Tentang Anya ....

Aku bergegas menghampiri Kaivan dan memegang tangannya. Pria yang masih berdiri di tengah pintu, menatap tajam pada kearahku, membuat aku bergidik.

“Kak Kai,” bisikku.

“Bang, kenalin ini Yura adik kelas saya di kampus. Yura ini Bang Aldo, masih ada kerabat denganku.” Aku ragu-ragu menerima uluran tangan pria bernama Aldo, sampai Kaivan menyenggol lenganku akhirnya kami saling berjabat.

“Masuk dulu deh,” ajak Aldo.

Rumah yang kami kunjungi memang terlihat sederhana, bahkan cenderung asri karena di sekeliling rumah masih ada pepohonan. Aku duduk di samping Kaivan, rasanya enggan berjauhan bukan karena aku memanfaatkan keadaan tapi karena pria bernama Aldo ini agak aneh menurutku.

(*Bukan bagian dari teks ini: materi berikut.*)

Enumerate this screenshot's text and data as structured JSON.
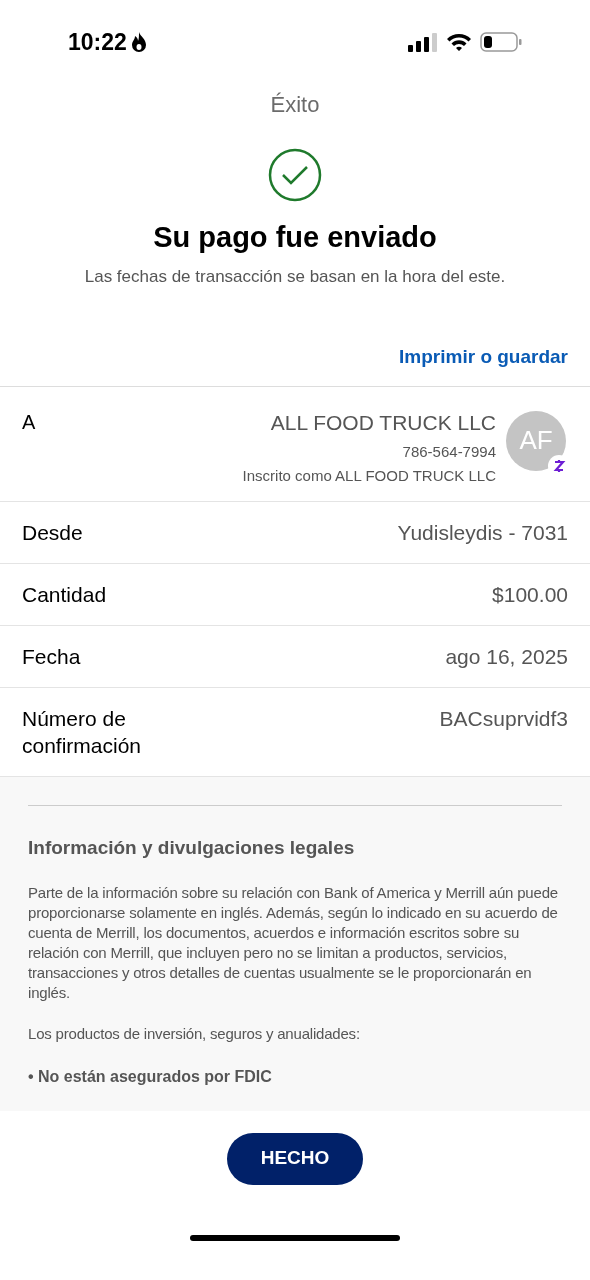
{
  "status_bar": {
    "time": "10:22"
  },
  "header": {
    "title": "Éxito"
  },
  "success": {
    "heading": "Su pago fue enviado",
    "subtitle": "Las fechas de transacción se basan en la hora del este."
  },
  "print_link": "Imprimir o guardar",
  "recipient": {
    "label": "A",
    "name": "ALL FOOD TRUCK LLC",
    "phone": "786-564-7994",
    "enrolled": "Inscrito como ALL FOOD TRUCK LLC",
    "initials": "AF"
  },
  "details": [
    {
      "label": "Desde",
      "value": "Yudisleydis - 7031"
    },
    {
      "label": "Cantidad",
      "value": "$100.00"
    },
    {
      "label": "Fecha",
      "value": "ago 16, 2025"
    },
    {
      "label": "Número de confirmación",
      "value": "BACsuprvidf3"
    }
  ],
  "legal": {
    "title": "Información y divulgaciones legales",
    "paragraphs": [
      "Parte de la información sobre su relación con Bank of America y Merrill aún puede proporcionarse solamente en inglés. Además, según lo indicado en su acuerdo de cuenta de Merrill, los documentos, acuerdos e información escritos sobre su relación con Merrill, que incluyen pero no se limitan a productos, servicios, transacciones y otros detalles de cuentas usualmente se le proporcionarán en inglés.",
      "Los productos de inversión, seguros y anualidades:"
    ],
    "bullet": "• No están asegurados por FDIC"
  },
  "done_button": "HECHO"
}
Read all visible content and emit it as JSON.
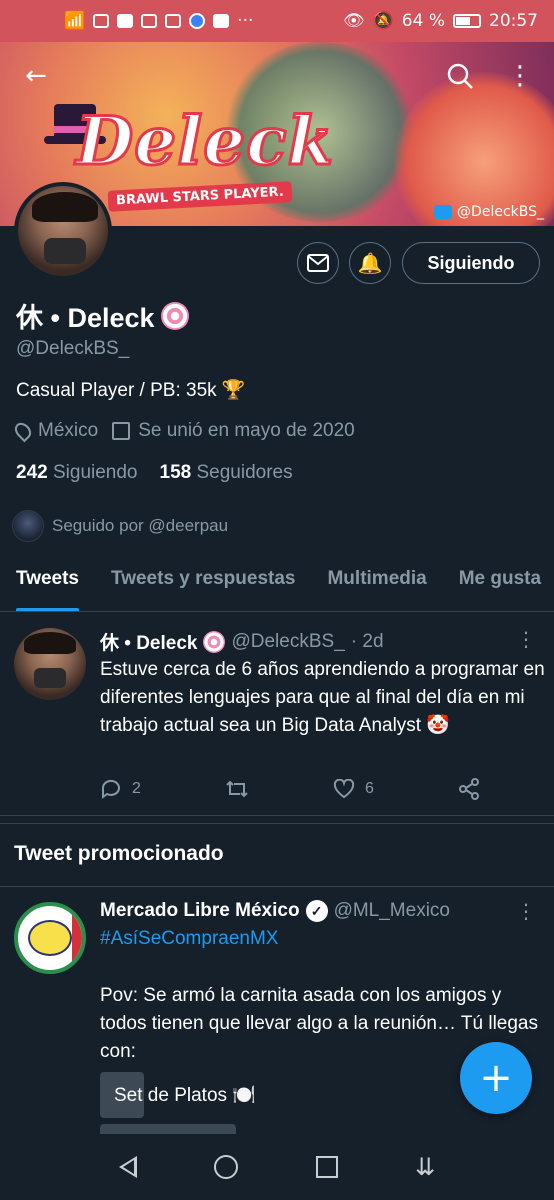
{
  "status_bar": {
    "left_icons": [
      "signal-icon",
      "wifi-icon",
      "app-icon",
      "discord-icon",
      "app-icon",
      "app-icon",
      "facebook-icon"
    ],
    "more": "···",
    "battery": "64 %",
    "battery_level": 0.64,
    "time": "20:57"
  },
  "banner": {
    "title": "Deleck",
    "subtitle": "BRAWL STARS PLAYER.",
    "tag": "@DeleckBS_"
  },
  "profile": {
    "name": "休 • Deleck",
    "handle": "@DeleckBS_",
    "bio": "Casual Player / PB: 35k 🏆",
    "location": "México",
    "joined": "Se unió en mayo de 2020",
    "following_count": "242",
    "following_label": "Siguiendo",
    "followers_count": "158",
    "followers_label": "Seguidores",
    "followed_by": "Seguido por @deerpau",
    "follow_button": "Siguiendo"
  },
  "tabs": [
    "Tweets",
    "Tweets y respuestas",
    "Multimedia",
    "Me gusta"
  ],
  "tweet": {
    "name": "休 • Deleck",
    "handle": "@DeleckBS_",
    "time": "· 2d",
    "text": "Estuve cerca de 6 años aprendiendo a programar en diferentes lenguajes para que al final del día en mi trabajo actual sea un Big Data Analyst 🤡",
    "replies": "2",
    "likes": "6"
  },
  "promoted": {
    "section_title": "Tweet promocionado",
    "name": "Mercado Libre México",
    "handle": "@ML_Mexico",
    "hashtag": "#AsíSeCompraenMX",
    "text": "Pov: Se armó la carnita asada con los amigos y todos tienen que llevar algo a la reunión… Tú llegas con:",
    "option1": "Set de Platos 🍽️"
  },
  "colors": {
    "background": "#15202b",
    "accent": "#1d9bf0",
    "muted": "#8899a6",
    "status_bar": "#d2535c"
  }
}
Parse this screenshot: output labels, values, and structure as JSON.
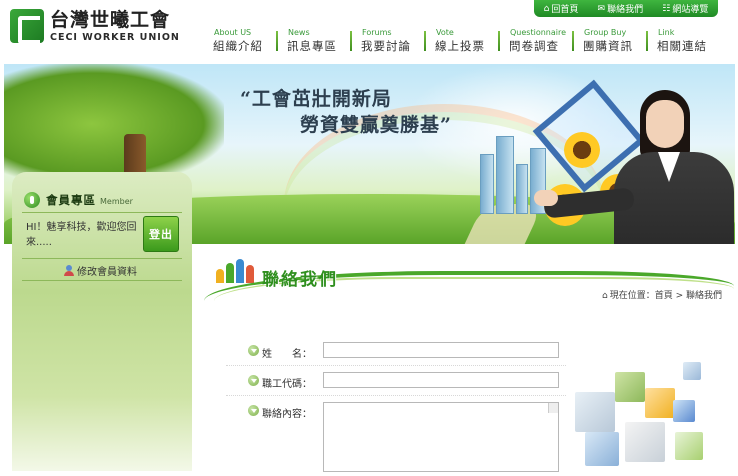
{
  "brand": {
    "name_cn": "台灣世曦工會",
    "name_en": "CECI WORKER UNION"
  },
  "top_links": [
    {
      "icon": "home-icon",
      "label": "回首頁"
    },
    {
      "icon": "mail-icon",
      "label": "聯絡我們"
    },
    {
      "icon": "sitemap-icon",
      "label": "網站導覽"
    }
  ],
  "nav": [
    {
      "en": "About US",
      "cn": "組織介紹"
    },
    {
      "en": "News",
      "cn": "訊息專區"
    },
    {
      "en": "Forums",
      "cn": "我要討論"
    },
    {
      "en": "Vote",
      "cn": "線上投票"
    },
    {
      "en": "Questionnaire",
      "cn": "問卷調查"
    },
    {
      "en": "Group Buy",
      "cn": "團購資訊"
    },
    {
      "en": "Link",
      "cn": "相關連結"
    }
  ],
  "banner": {
    "line1": "“工會茁壯開新局",
    "line2": "勞資雙贏奠勝基”"
  },
  "member": {
    "title": "會員專區",
    "title_en": "Member",
    "welcome": "HI！魅享科技，歡迎您回來.....",
    "logout": "登出",
    "edit_profile": "修改會員資料"
  },
  "section": {
    "title": "聯絡我們"
  },
  "breadcrumb": {
    "prefix": "現在位置：",
    "home": "首頁",
    "separator": ">",
    "current": "聯絡我們"
  },
  "form": {
    "name_label": "姓　　名：",
    "employee_id_label": "職工代碼：",
    "message_label": "聯絡內容：",
    "name_value": "",
    "employee_id_value": "",
    "message_value": ""
  },
  "colors": {
    "brand_green": "#2f8f1e",
    "nav_accent": "#3a9a3a",
    "sidebar_bg": "#bcd98e"
  }
}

Selain dia menanyakan siapa aku, Aldo juga sempat kaget ketika melihatku dan saat ini menatapku membuatku salah tingkah.

“Bang, lo bisa lihat ‘kan? Gimana menurut lo?”

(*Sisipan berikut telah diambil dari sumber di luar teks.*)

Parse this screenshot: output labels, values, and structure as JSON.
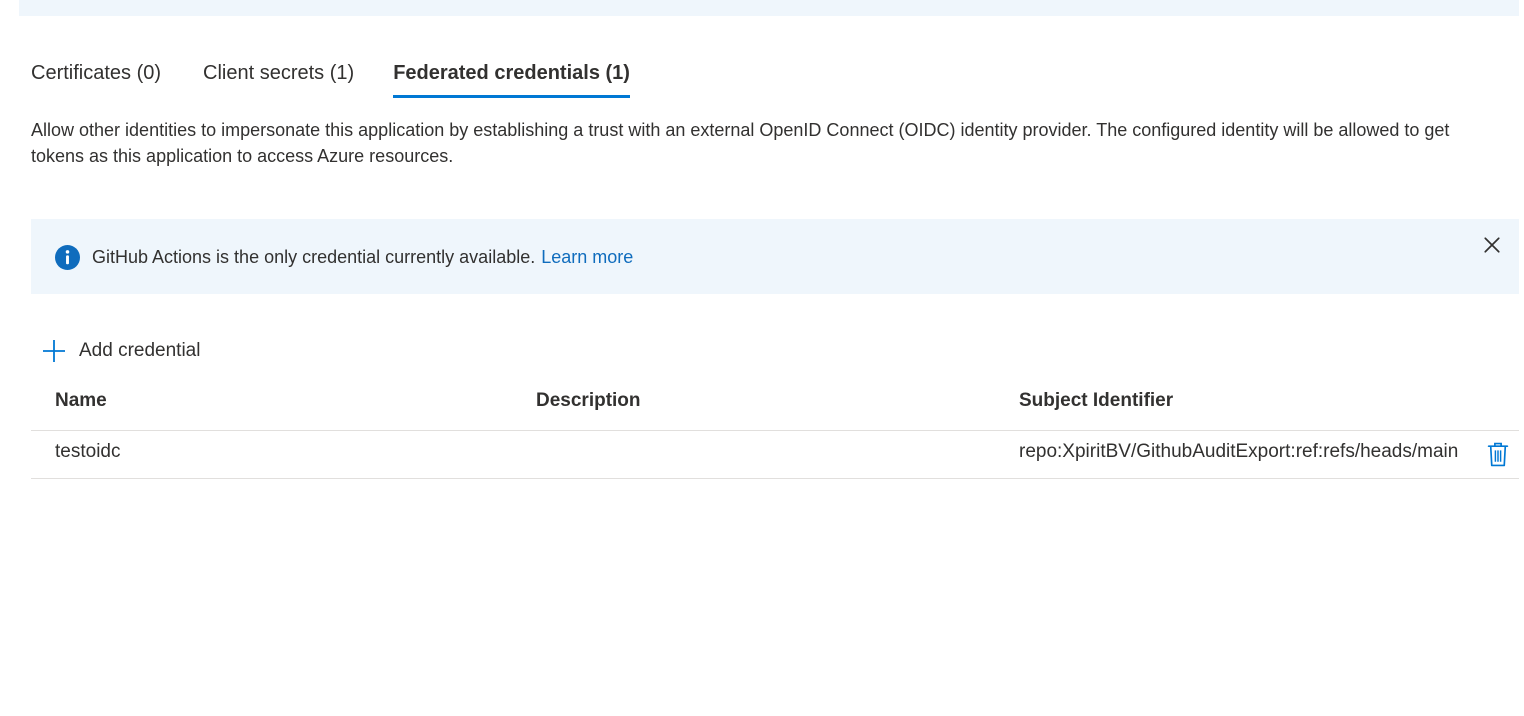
{
  "tabs": [
    {
      "label": "Certificates (0)",
      "active": false
    },
    {
      "label": "Client secrets (1)",
      "active": false
    },
    {
      "label": "Federated credentials (1)",
      "active": true
    }
  ],
  "description": "Allow other identities to impersonate this application by establishing a trust with an external OpenID Connect (OIDC) identity provider. The configured identity will be allowed to get tokens as this application to access Azure resources.",
  "info_bar": {
    "icon": "info-icon",
    "message": "GitHub Actions is the only credential currently available.",
    "link_text": "Learn more",
    "close_icon": "close-icon"
  },
  "add_button": {
    "icon": "plus-icon",
    "label": "Add credential"
  },
  "table": {
    "headers": {
      "name": "Name",
      "description": "Description",
      "subject": "Subject Identifier"
    },
    "rows": [
      {
        "name": "testoidc",
        "description": "",
        "subject": "repo:XpiritBV/GithubAuditExport:ref:refs/heads/main",
        "delete_icon": "trash-icon"
      }
    ]
  },
  "colors": {
    "accent": "#0078d4",
    "link": "#0f6cbd",
    "info_bg": "#eff6fc",
    "text": "#323130",
    "border": "#e1dfdd"
  }
}
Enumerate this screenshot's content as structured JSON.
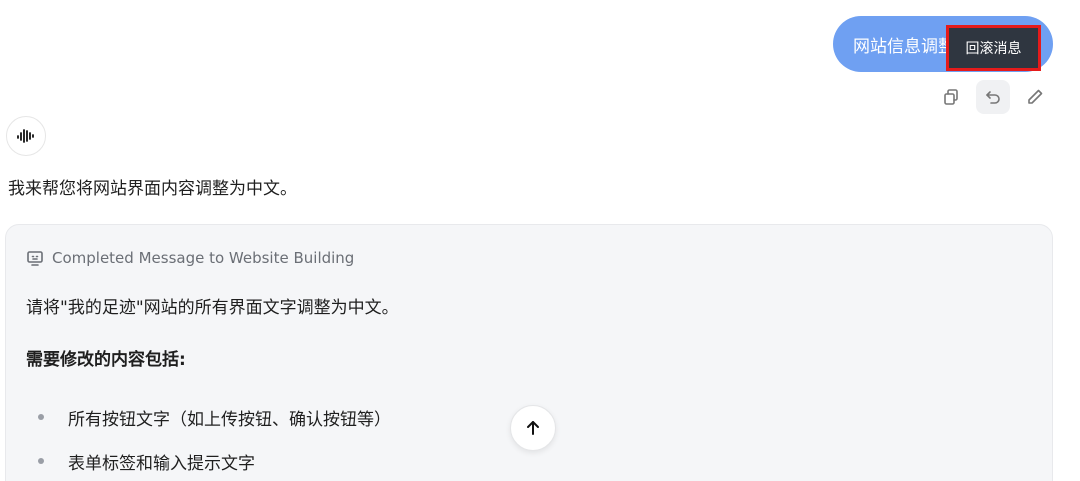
{
  "user_message": {
    "text": "网站信息调整为中文",
    "bubble_color": "#6fa0f2"
  },
  "tooltip": {
    "label": "回滚消息",
    "highlight_color": "#e51b1b"
  },
  "message_actions": [
    {
      "icon": "copy-icon"
    },
    {
      "icon": "undo-icon"
    },
    {
      "icon": "edit-icon"
    }
  ],
  "assistant": {
    "avatar_icon": "waveform-icon",
    "reply": "我来帮您将网站界面内容调整为中文。"
  },
  "card": {
    "header_icon": "monitor-icon",
    "header": "Completed Message to Website Building",
    "paragraph": "请将\"我的足迹\"网站的所有界面文字调整为中文。",
    "subheading": "需要修改的内容包括:",
    "items": [
      "所有按钮文字（如上传按钮、确认按钮等）",
      "表单标签和输入提示文字"
    ]
  },
  "scroll_top": {
    "icon": "arrow-up-icon"
  }
}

Aku semakin tidak mengerti mendengar pertanyaan Kaivan.

“Gue jelasin itu nanti, jadi apa tujuan lo bawa dia kemari?” tanya Aldo.

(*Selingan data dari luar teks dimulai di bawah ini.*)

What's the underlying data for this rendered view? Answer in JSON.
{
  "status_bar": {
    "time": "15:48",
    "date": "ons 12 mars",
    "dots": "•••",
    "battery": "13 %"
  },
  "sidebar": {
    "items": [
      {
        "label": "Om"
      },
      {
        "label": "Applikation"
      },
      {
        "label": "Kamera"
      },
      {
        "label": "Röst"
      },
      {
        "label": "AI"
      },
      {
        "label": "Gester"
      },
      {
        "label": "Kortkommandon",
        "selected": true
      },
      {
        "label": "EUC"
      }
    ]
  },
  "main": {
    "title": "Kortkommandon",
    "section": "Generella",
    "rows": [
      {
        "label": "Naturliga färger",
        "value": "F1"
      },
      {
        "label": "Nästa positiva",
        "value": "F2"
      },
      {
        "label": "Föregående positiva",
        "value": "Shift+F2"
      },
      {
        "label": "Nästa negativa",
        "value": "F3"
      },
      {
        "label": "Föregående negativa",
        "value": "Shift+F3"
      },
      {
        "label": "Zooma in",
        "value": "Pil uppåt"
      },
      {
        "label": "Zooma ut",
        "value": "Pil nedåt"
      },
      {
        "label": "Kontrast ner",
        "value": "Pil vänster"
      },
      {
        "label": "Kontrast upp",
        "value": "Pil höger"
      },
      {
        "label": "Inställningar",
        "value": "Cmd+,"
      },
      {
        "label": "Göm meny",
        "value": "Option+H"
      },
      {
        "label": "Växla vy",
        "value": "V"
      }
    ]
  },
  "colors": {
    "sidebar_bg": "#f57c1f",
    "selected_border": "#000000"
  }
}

“Dia takut Bang, gue khawatir jiwa raga dia nggak siap dan dia malah ....”

“Gila,” jawab Aldo.

“Hm.”

“Tunggu, kalian sedang bicarakan apa sih?” tanyaku pada Kaivan dan Aldo. “Siapa yang gila?”

“Yura, aku ajak kamu bertemu dengan Bang Aldo untuk konsultasikan masalah mata batin kamu. Dulu aku pernah tinggal bareng Bang Aldo karena kelebihan yang aku miliki cukup mengganggu.”

“Maksudnya, dia ini dokter atau gimana?”

Aldo terlihat menghela nafasnya, kemudian melipat kedua tangan di dada. Jujur aku tidak melihat wibawa Aldo sebagai orang yang kompeten untuk berkonsultasi karena penampilannya.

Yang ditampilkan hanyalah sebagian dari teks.